By Mike Baker
Former Wilberforce resident Bob Thomas has had to live through every parent’s worst nightmare. Now, he’s using the pain and suffering brought on by the tragic loss of a child as fuel to push his province-wide ROCKRIDE fundraiser forward.
The ROCK, or Ride 4 Our Cancer Kids as it is otherwise known, is now entering its 18th year. The annual event raises money for Childhood Cancer Canada, which works with 17 children’s hospitals nationwide to help kids who have been diagnosed with cancer.
Since the ROCK’s inaugural event in 2004, it has raised more than $500,000.
As Thomas reflected on the overwhelming success of the ride in a recent interview with the Echo, he looked back on the tremendous loss that precipitated it.
“This ride is really a memorial for my daughter, Samantha. She passed away three days before her third birthday, on May 18, 2003,” Thomas said. “She was diagnosed with acute lymphoblastic lymphoma in September 2002. She had a tumour the size of a grapefruit in her chest…”
After spending months visiting different hospitals – first Victoria Hospital in London, ON and, later, SickKids in Toronto – Thomas and his family, a wife and two other children, were given hope. After several rounds of chemotherapy, and a successful bone marrow transplant, in December 2002 it looked like Samantha was in the clear.
Then, with her immune system still recovering, she contracted a deadly respiratory syncytial virus [RSV]. Samantha was placed in a medically induced coma and put on a respirator. She would pass away a few days later.
Thomas remembers absolutely everything about that day. He and his wife were staying at the Ronald McDonald House close to SickKids when they got the emergency call at 4 a.m.
“My heart… I just remember sprinting over to the hospital, going up in the elevator. When we got there, there were lights flashing above Samantha’s room, and doctors and nurses running around… Four hours later, we were driving back home with an empty car seat,” Thomas said. “On that drive home, I was just thinking ‘why? Why is this happening? How can something like this happen?”

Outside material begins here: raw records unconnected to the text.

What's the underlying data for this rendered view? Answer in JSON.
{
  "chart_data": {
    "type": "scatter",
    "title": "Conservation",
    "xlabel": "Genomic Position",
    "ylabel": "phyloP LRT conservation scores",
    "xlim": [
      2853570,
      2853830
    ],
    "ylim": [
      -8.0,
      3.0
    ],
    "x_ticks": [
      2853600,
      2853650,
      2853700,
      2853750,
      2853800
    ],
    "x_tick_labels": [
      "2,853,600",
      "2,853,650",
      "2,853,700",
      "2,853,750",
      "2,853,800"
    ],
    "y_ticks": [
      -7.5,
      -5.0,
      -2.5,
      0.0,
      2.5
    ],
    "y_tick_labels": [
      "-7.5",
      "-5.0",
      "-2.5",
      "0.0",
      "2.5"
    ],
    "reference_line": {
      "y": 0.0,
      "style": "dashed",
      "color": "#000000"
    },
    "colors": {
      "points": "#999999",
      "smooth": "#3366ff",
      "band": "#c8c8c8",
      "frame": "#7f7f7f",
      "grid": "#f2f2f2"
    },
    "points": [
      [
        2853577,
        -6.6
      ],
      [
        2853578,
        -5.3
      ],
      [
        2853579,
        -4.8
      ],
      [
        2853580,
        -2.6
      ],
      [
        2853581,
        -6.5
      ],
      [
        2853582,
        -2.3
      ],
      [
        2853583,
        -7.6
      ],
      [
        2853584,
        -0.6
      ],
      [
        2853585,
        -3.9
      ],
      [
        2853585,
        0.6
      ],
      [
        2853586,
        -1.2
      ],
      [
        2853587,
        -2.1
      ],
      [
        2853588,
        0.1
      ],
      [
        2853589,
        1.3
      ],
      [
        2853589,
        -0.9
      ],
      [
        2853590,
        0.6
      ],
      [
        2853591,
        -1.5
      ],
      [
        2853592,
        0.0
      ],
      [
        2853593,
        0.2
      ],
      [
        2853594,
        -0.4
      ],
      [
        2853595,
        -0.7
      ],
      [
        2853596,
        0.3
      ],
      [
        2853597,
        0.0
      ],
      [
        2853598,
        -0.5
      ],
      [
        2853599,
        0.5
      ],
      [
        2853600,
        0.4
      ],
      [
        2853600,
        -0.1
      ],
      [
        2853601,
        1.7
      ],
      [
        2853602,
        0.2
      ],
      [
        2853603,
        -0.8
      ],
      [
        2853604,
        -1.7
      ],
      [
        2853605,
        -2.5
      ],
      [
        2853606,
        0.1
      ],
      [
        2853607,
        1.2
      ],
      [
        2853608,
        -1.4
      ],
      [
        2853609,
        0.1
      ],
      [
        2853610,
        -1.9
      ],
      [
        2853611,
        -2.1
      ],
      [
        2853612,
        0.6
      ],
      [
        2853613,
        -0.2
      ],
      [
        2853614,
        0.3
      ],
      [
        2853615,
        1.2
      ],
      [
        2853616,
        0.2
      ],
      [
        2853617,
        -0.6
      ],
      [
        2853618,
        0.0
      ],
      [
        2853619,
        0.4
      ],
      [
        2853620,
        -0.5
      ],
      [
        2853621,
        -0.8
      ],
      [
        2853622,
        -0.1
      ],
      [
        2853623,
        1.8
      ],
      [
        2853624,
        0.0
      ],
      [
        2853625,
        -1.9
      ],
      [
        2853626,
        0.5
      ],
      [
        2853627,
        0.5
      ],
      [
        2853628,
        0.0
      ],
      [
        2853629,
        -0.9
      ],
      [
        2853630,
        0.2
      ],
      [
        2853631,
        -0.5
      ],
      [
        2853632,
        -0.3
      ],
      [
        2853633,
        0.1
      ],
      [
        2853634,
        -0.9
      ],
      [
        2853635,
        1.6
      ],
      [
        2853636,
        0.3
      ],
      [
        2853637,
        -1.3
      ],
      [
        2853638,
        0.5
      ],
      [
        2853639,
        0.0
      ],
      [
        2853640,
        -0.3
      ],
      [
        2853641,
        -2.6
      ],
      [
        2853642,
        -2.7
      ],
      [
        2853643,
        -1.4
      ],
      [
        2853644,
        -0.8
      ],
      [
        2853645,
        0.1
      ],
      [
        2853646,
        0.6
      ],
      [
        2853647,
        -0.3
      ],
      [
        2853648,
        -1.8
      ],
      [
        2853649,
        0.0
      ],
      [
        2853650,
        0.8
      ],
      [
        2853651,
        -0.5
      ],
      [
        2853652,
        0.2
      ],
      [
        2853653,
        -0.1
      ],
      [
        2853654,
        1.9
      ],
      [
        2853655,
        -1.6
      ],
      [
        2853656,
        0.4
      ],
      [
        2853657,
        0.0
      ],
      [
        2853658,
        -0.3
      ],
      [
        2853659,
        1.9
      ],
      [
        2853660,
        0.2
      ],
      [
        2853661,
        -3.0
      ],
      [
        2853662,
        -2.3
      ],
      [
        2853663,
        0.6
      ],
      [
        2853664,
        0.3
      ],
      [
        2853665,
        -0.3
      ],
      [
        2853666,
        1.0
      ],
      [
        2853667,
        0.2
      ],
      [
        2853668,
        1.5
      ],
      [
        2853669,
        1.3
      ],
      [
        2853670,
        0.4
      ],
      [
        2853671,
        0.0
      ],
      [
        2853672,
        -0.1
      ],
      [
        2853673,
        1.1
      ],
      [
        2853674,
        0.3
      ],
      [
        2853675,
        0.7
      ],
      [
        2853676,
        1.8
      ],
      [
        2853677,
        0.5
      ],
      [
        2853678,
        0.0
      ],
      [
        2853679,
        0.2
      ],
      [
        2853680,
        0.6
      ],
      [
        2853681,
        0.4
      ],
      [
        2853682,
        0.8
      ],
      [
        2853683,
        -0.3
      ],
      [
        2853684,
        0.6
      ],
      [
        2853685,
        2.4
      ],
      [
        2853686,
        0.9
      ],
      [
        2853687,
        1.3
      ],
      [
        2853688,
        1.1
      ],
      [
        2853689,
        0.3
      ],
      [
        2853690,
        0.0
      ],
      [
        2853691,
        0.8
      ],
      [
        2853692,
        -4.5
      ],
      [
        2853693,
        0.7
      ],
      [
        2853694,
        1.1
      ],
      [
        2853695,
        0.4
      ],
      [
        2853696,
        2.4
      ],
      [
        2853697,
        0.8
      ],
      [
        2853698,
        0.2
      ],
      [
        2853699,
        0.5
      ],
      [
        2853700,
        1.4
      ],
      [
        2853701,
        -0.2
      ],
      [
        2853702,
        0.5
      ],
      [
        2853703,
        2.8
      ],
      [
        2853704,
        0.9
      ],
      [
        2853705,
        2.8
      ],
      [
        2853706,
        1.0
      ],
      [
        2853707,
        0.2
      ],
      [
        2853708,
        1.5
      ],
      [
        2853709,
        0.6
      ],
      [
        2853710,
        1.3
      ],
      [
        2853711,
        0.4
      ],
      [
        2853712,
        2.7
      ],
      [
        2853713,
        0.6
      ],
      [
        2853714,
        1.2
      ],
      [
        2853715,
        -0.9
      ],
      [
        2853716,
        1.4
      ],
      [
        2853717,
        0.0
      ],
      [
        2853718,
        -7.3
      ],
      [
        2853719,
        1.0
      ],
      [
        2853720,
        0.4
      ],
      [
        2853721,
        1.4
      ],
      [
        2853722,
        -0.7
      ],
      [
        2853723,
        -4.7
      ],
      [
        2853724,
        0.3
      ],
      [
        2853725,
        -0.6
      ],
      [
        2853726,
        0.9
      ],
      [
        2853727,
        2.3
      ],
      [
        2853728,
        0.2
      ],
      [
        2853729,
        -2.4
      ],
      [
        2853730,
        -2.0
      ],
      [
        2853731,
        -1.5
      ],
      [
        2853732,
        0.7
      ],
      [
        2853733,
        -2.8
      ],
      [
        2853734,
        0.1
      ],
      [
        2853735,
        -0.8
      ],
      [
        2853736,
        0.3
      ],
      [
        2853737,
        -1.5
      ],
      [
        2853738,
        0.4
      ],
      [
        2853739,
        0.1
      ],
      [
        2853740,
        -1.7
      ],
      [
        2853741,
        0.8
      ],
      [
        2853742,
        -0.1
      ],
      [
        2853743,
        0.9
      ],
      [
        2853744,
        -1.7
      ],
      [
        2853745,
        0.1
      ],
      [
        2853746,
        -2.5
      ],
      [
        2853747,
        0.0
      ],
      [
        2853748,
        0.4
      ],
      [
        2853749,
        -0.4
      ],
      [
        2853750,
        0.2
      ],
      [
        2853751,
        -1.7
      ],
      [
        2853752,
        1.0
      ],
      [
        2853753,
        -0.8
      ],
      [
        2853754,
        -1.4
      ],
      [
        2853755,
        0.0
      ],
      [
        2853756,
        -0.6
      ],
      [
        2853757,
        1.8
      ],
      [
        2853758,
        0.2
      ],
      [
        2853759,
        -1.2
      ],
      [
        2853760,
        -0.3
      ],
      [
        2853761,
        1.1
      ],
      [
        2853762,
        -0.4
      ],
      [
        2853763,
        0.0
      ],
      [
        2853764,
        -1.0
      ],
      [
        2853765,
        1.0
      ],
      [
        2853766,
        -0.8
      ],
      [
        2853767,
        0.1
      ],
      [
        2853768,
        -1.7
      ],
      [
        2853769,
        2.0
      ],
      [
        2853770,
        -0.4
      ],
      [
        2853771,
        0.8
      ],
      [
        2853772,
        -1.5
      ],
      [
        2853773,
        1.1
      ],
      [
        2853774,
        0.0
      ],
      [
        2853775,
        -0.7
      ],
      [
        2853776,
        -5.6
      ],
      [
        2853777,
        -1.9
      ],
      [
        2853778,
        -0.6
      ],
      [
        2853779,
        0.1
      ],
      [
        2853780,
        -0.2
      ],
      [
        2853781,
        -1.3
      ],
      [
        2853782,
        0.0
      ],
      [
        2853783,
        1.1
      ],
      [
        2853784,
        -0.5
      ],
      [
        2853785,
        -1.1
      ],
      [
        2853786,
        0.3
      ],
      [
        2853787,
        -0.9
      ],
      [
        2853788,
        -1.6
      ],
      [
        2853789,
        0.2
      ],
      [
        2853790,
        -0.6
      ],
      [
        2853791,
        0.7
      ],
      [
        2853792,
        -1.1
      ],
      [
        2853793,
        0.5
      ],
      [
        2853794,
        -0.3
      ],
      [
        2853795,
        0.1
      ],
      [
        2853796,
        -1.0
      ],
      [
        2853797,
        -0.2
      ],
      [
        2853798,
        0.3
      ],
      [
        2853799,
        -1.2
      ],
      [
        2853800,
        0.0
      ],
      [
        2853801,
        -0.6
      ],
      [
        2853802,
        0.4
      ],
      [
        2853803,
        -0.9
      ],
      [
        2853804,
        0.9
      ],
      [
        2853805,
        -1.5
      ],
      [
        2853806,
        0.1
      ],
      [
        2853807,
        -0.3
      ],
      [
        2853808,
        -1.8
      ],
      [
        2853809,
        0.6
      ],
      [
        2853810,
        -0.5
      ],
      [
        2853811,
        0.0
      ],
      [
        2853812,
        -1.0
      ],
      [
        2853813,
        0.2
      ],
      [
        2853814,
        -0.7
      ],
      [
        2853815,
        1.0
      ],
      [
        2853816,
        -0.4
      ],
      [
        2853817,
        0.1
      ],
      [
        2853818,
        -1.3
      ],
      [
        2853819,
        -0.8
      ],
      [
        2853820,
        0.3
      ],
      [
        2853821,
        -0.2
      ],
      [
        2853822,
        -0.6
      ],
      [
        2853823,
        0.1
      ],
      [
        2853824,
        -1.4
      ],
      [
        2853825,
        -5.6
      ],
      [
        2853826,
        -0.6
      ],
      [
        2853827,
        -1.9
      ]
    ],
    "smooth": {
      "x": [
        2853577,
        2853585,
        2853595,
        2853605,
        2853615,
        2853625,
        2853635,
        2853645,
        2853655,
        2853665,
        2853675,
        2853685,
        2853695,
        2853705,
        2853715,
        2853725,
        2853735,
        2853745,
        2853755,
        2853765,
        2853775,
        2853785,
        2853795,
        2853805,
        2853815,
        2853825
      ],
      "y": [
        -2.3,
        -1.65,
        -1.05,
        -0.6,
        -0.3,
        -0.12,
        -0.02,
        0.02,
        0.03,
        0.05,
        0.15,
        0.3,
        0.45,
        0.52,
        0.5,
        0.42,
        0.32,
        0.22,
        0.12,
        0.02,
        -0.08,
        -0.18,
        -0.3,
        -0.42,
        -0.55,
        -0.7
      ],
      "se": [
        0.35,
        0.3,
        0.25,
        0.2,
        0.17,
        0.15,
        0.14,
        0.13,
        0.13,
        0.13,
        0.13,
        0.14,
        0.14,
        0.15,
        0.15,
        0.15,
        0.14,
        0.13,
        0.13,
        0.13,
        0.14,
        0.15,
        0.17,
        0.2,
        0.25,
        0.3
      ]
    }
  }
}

He continued, “I suppose that motivated me and inspired me to do something, to try and make a difference. I’ve been organizing these rides ever since.”
The first event, which took place in Sarnia, raised $13,000. A year later, that amount doubled to $26,000. Today, ROCKRIDE typically brings in anywhere between $35,000 and $40,000.
That’s particularly impressive when you consider that the ride, in typical years, takes place over the course of a single day and tends to draw around 100 participants. The event has evolved, and moved, over the years, with rides taking place in Sarnia, Cambridge and Niagara Falls.
The 2021 ride will be the first in over two years, with Thomas forced to cancel his 2020 event due to the COVID-19 pandemic. While it was touch and go for a while whether he would be able to host an event this year, he came up with a new format that not only ensured the ROCK would move forward, but allowed Thomas to return to his roots in the Highlands.
“I couldn’t plan for our normal event this year, because I didn’t want to be in a similar position to last year, when I had to cancel. So I came up with something a little different, something that hopefully means even more people will take part this year,” Thomas said.
This year, ROCKRIDE will take place in three different communities – Sarnia, Niagara Falls and Haliburton County. Rather than taking place on a single day, it will run for two months – from June 4 to July 26 – and will involve participants visiting different landmarks within their chosen community.
“We’re doing a ROCK tour this year. Rather than having everyone going out together in a large group, we’re encouraging individuals or families to go out on their own,” Thomas said. “We’ve identified different landmarks that people can take selfies in front of… It’s nice for us to open up the event to Haliburton [County], as all of the nice roads in Ontario are up there in the Highlands, and in cottage country. Having friends in the area, and with people always visiting, it made sense to us to launch a north region this year.”
Included on the list of local landmarks to visit is the tank out front of the Haliburton Legion on Mountain Street, and the plane and train located on the grounds of Haliburton Highlands Secondary School.
For every selfie an individual takes in front of a landmark [limited to one per landmark] they can fill out a ballot online to be in with a chance of winning a grand prize – $1,000 in gas cards. An additional ballot is given to registered riders for every $25 they raise in pledges.
Thomas hopes this year’s event will raise around $30,000. As of press time, he was more than half way there, with over $15,000 already brought in.
“I’m very proud of what we have been able to accomplish with the ROCK. To take something so negative, something that, frankly, almost took me out, and then use that as the fuel to power us to keep going and make something positive out of it, I’m very proud of that,” Thomas said. “My family and I have weathered this thing together. The ROCK is our mission. It’s our purpose.”